PPODD: Post Processing Of Decades Data

Intro

The core data from the FAAM BAe146, and previously the C-130 have always been calibrated post flight with the TARDIS (Transcription of Aircraft Raw Data Into Scientific units) routines. These are a suite of FORTRAN routines written in a modular way so as each instrument or small group of similar instruments are calibrated with a particular module. Raw data were all recorded in one standard raw data file, and the data were processed one second at a time, and written to an output file of an in house binary format (MRF2 or MRF5). The modules had to be run in a particular order so within the main CALIBRATE.FOR routine an array was set up defining inputs and outputs of each module from where an order could be calculated.

For FAAM it was decided to output in the more standard NetCDF so routines were written to convert the format, but leaving the basic output as MRF5. There has also been a need to include data not recorded by the standard DRS (data recording system), and hence in a different raw format. PSAP photometer, Buck hygrometer and notably the GIN (combined GPS and inertial navigation system) had to be squeezed in after the main processing. The GIN in particular had to be merged into the output dataset, and then parts of the processing re-run to calculate winds.

The interactive side of the processing was abandoned with the move to processing on Linux rather than the original VMS. Some data still couldn’t be calculated one second at a time, notably the Total Water Content, which needs to be fitted against another hygrometer for all or part of the flight. These extra routines were written in PVwave/IDL and run after the rest of the code.

Motive

The main reason for changing the code is the arrival of a new data recording system, DECADES so there will be no data recorded in the original raw data format. There are other problems alluded to already that could be addressed in the upgrade:

  • The use of IDL, which often presents licensing issues, and is being moved away from by the Met Office in favour of Python.
  • Old FORTRAN code, not well understood by the FAAM team so difficult to maintain adequate level of support.
  • Reliance on old in house data formats, which were designed for a different operating system.
  • There is a mix of input data formats, so having the main processing relying on just one format means all the other data have to be treated as bolt ons.

Initial Plan

The new code will be chiefly Python/numpy. This is becoming the standard scientific analysis tool in the Met Office and is widely used in academia. It also has the advantage that we can still use original FORTRAN modules via f2py so that the transition can be more gradual. Modules can be rewritten as a background task or as and when they are needed.

The modular approach used previously will be kept, but with a more flexible internal representation of the data, and a wider variety of routines for reading data in.
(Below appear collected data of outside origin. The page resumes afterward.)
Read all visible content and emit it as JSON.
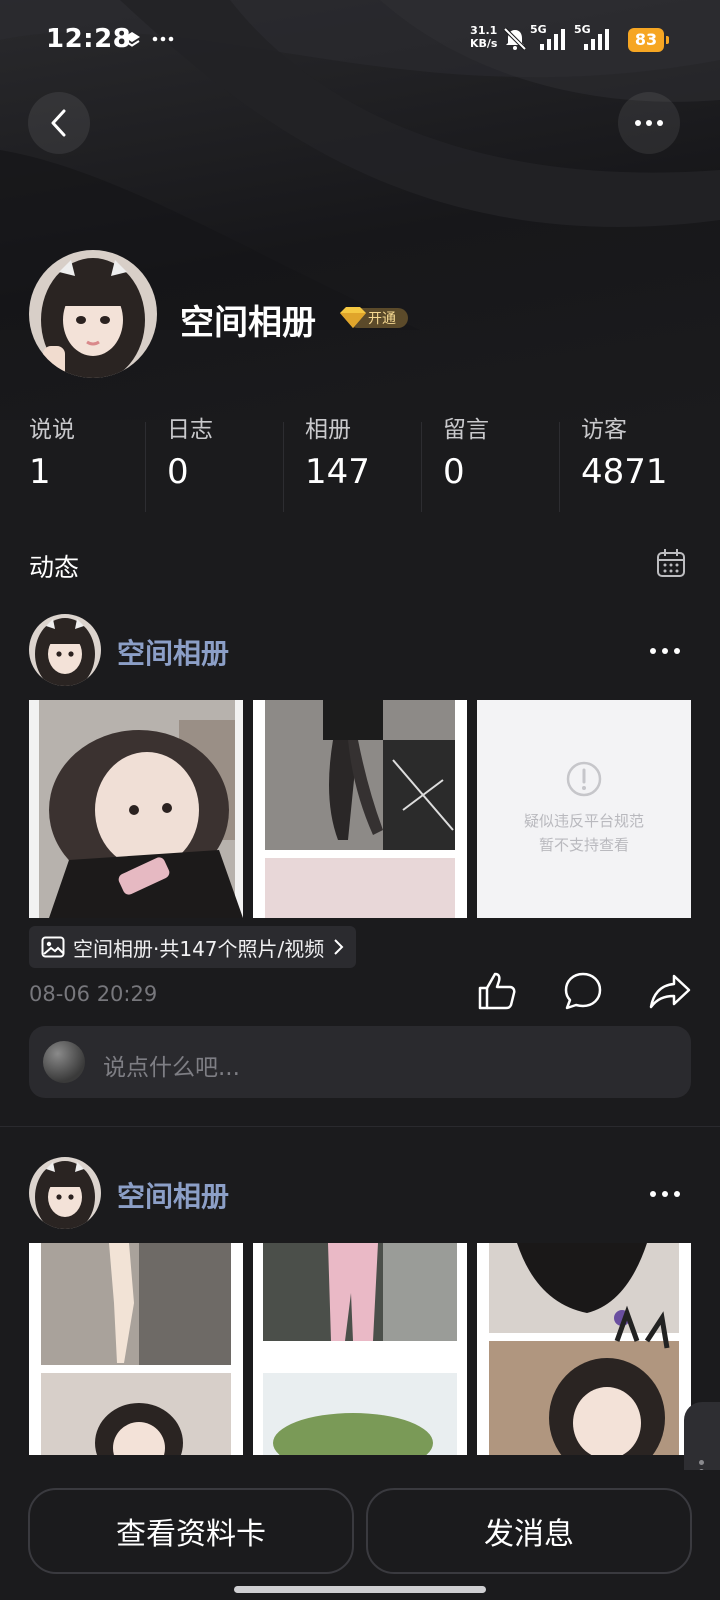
{
  "status_bar": {
    "time": "12:28",
    "net_speed_value": "31.1",
    "net_speed_unit": "KB/s",
    "signal_1": "5G",
    "signal_2": "5G",
    "battery": "83"
  },
  "profile": {
    "name": "空间相册",
    "vip_label": "开通"
  },
  "stats": [
    {
      "label": "说说",
      "value": "1"
    },
    {
      "label": "日志",
      "value": "0"
    },
    {
      "label": "相册",
      "value": "147"
    },
    {
      "label": "留言",
      "value": "0"
    },
    {
      "label": "访客",
      "value": "4871"
    }
  ],
  "section": {
    "title": "动态"
  },
  "feed": [
    {
      "author": "空间相册",
      "blocked_line1": "疑似违反平台规范",
      "blocked_line2": "暂不支持查看",
      "album_chip": "空间相册·共147个照片/视频",
      "time": "08-06 20:29",
      "comment_placeholder": "说点什么吧..."
    },
    {
      "author": "空间相册"
    }
  ],
  "bottom": {
    "profile_card": "查看资料卡",
    "send_message": "发消息"
  },
  "colors": {
    "background": "#1b1b1d",
    "author_name": "#8c9fc7",
    "battery": "#f6a623",
    "vip_gold": "#f5c842"
  }
}
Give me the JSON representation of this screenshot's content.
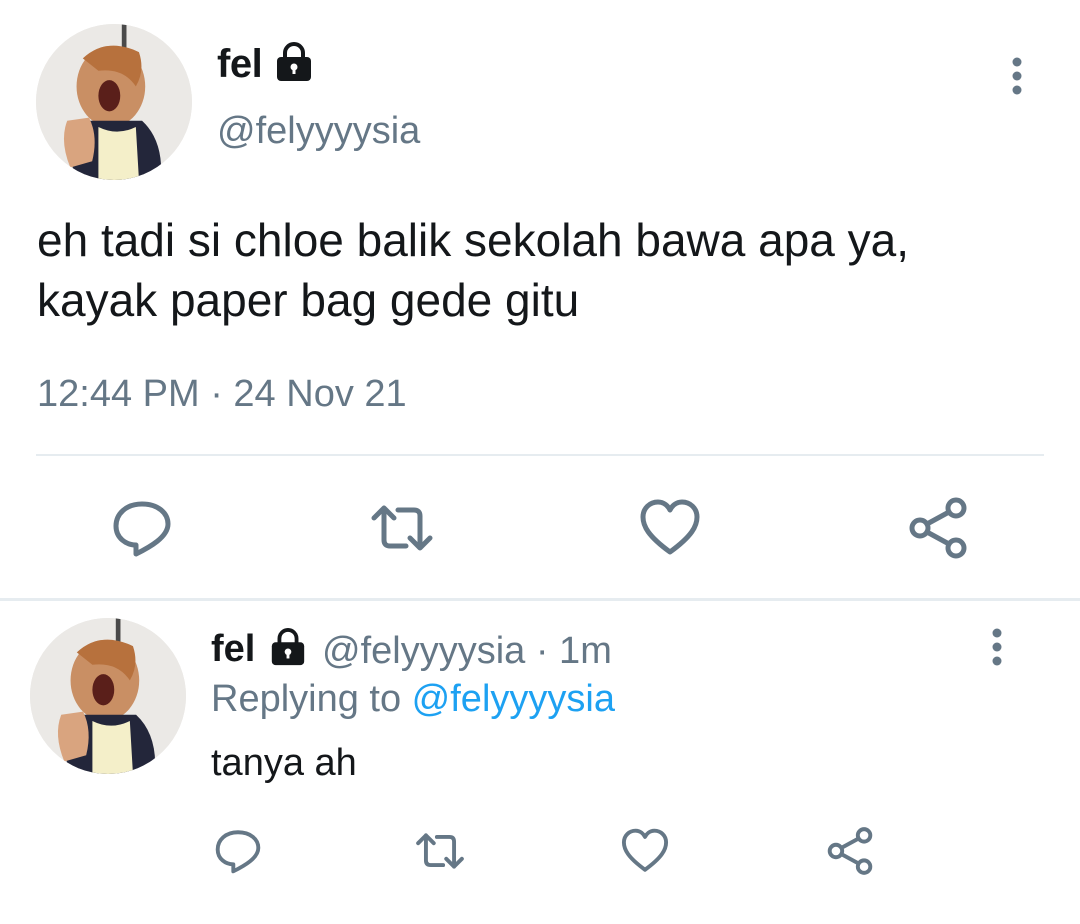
{
  "main_tweet": {
    "display_name": "fel",
    "handle": "@felyyyysia",
    "text": "eh tadi si chloe balik sekolah bawa apa ya, kayak paper bag gede gitu",
    "timestamp": "12:44 PM · 24 Nov 21",
    "icons": [
      "lock-icon",
      "more-vertical-icon",
      "reply-icon",
      "retweet-icon",
      "like-icon",
      "share-icon"
    ]
  },
  "reply_tweet": {
    "display_name": "fel",
    "meta": "@felyyyysia · 1m",
    "replying_prefix": "Replying to ",
    "replying_mention": "@felyyyysia",
    "text": "tanya ah",
    "icons": [
      "lock-icon",
      "more-vertical-icon",
      "reply-icon",
      "retweet-icon",
      "like-icon",
      "share-icon"
    ]
  },
  "colors": {
    "text_primary": "#14171a",
    "text_secondary": "#657786",
    "mention": "#1da1f2",
    "divider": "#e6ecf0"
  }
}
The modules will hopefully be more self describing, so that they can define their own inputs and outputs etc.

Internal data will be in numpy arrays, with associated timestamps. Matching these timestamps and extracting the relevant data to run through the various modules will be the basis of the new suite.
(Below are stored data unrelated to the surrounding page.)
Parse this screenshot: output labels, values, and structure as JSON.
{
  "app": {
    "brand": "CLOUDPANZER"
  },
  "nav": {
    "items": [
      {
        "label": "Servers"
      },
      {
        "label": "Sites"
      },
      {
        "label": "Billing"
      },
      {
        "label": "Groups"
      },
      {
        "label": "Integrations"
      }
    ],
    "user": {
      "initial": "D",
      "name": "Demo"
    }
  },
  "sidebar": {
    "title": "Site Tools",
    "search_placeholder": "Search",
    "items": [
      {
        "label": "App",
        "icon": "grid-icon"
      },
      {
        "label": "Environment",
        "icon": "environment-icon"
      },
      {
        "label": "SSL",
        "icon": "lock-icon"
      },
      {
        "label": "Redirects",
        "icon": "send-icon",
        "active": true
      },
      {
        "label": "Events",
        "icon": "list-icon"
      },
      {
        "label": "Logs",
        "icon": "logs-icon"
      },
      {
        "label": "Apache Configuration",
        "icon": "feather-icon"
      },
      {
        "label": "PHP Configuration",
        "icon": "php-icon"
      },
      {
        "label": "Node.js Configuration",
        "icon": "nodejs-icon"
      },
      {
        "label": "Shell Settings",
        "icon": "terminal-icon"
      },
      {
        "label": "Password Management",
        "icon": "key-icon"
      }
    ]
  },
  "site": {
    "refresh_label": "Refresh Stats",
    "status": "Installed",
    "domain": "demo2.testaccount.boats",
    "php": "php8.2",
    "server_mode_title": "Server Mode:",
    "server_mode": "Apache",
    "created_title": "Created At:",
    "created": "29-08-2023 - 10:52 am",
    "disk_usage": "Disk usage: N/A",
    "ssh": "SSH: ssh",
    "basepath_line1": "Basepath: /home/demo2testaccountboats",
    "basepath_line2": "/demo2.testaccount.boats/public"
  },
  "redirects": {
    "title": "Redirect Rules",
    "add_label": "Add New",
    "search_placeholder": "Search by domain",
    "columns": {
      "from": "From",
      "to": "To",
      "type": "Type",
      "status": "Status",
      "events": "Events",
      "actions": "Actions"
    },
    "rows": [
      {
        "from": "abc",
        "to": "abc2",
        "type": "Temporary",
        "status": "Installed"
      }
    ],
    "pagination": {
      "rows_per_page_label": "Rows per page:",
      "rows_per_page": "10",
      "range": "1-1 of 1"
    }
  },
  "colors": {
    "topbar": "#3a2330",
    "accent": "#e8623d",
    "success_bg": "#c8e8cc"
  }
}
Modules will be written to read in both new, and old format data for comparison purposes, and a limited level of backwards compatibility. However not every older data format has been ported, but should the need arise new modules can be added.

Implementation

Now that the processing is in a usable state it is worth explaining the basic structure.

The basic unit is the ppodd.core.decades_dataset, which is a collection of parameters and a dictionary of processing modules. The processing modules are initialized from python files in ppodd.pod, which holds a dictionary of classes (ppodd.pod.modules) which are only instantiated when a dataset is created.
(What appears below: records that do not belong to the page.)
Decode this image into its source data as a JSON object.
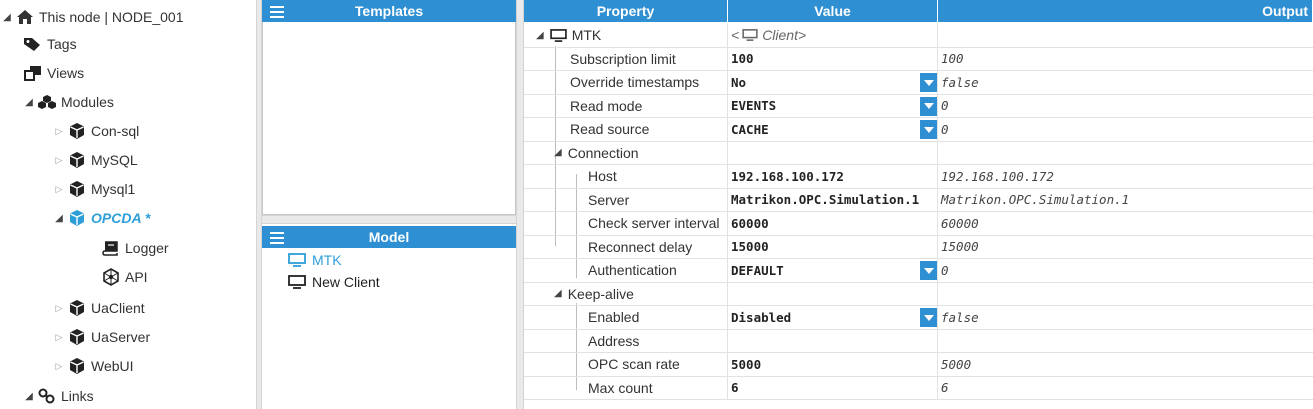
{
  "tree": {
    "root": "This node | NODE_001",
    "tags": "Tags",
    "views": "Views",
    "modules": "Modules",
    "module_items": [
      "Con-sql",
      "MySQL",
      "Mysql1",
      "OPCDA *",
      "UaClient",
      "UaServer",
      "WebUI"
    ],
    "opcda_children": [
      "Logger",
      "API"
    ],
    "links": "Links"
  },
  "templates": {
    "title": "Templates"
  },
  "model": {
    "title": "Model",
    "items": [
      "MTK",
      "New Client"
    ]
  },
  "grid": {
    "headers": {
      "property": "Property",
      "value": "Value",
      "output": "Output"
    },
    "root": {
      "label": "MTK",
      "value": "Client"
    },
    "rows": {
      "subscription_limit": {
        "label": "Subscription limit",
        "value": "100",
        "output": "100"
      },
      "override_timestamps": {
        "label": "Override timestamps",
        "value": "No",
        "output": "false"
      },
      "read_mode": {
        "label": "Read mode",
        "value": "EVENTS",
        "output": "0"
      },
      "read_source": {
        "label": "Read source",
        "value": "CACHE",
        "output": "0"
      },
      "connection": {
        "label": "Connection"
      },
      "host": {
        "label": "Host",
        "value": "192.168.100.172",
        "output": "192.168.100.172"
      },
      "server": {
        "label": "Server",
        "value": "Matrikon.OPC.Simulation.1",
        "output": "Matrikon.OPC.Simulation.1"
      },
      "check_interval": {
        "label": "Check server interval",
        "value": "60000",
        "output": "60000"
      },
      "reconnect_delay": {
        "label": "Reconnect delay",
        "value": "15000",
        "output": "15000"
      },
      "authentication": {
        "label": "Authentication",
        "value": "DEFAULT",
        "output": "0"
      },
      "keep_alive": {
        "label": "Keep-alive"
      },
      "enabled": {
        "label": "Enabled",
        "value": "Disabled",
        "output": "false"
      },
      "address": {
        "label": "Address",
        "value": "",
        "output": ""
      },
      "opc_scan_rate": {
        "label": "OPC scan rate",
        "value": "5000",
        "output": "5000"
      },
      "max_count": {
        "label": "Max count",
        "value": "6",
        "output": "6"
      }
    }
  },
  "colors": {
    "accent": "#2f8fd3",
    "active_text": "#2e9ed8"
  }
}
There are several types of parameters. The most important are the data parameters which are time stamped arrays with meta data. There are also constant parameters for storing flight calibration data, file parameters for information on input files and attribute parameters, that will become global attributes in the NetCDF.

There was some effort put in to creating a class of timed_data arrays. It is possible that this will be replaced in the future with a variation of pandas TimeSeries or DataFrame objects, but there is no pressing need for this now.

Every module will define a list of input_names. If all the input_names are in the data-set the module can be run. The run method extracts all the named inputs from the data-set, and then runs the process method of the module. There are two alternative ways of running the processing:

  • Process all modules that it is able to with available inputs.
  • Run the minimum modules needed to produce a particular set of output data parameters.

Most modules will define what outputs they produce at the initialization stage, but some notably those that read in data from files may not know what outputs they have until they are processed. Equally some modules may be able to run with smaller subset of inputs than is ideal. This is a slightly trickier problem, as we would not want the module to run until the best set of inputs are available if they are going to be, but we would still want it to run if the minimum are there. For this case it is usually best to only define the minimum inputs, and in some cases a second stage of processing would be written for when the extra inputs are available.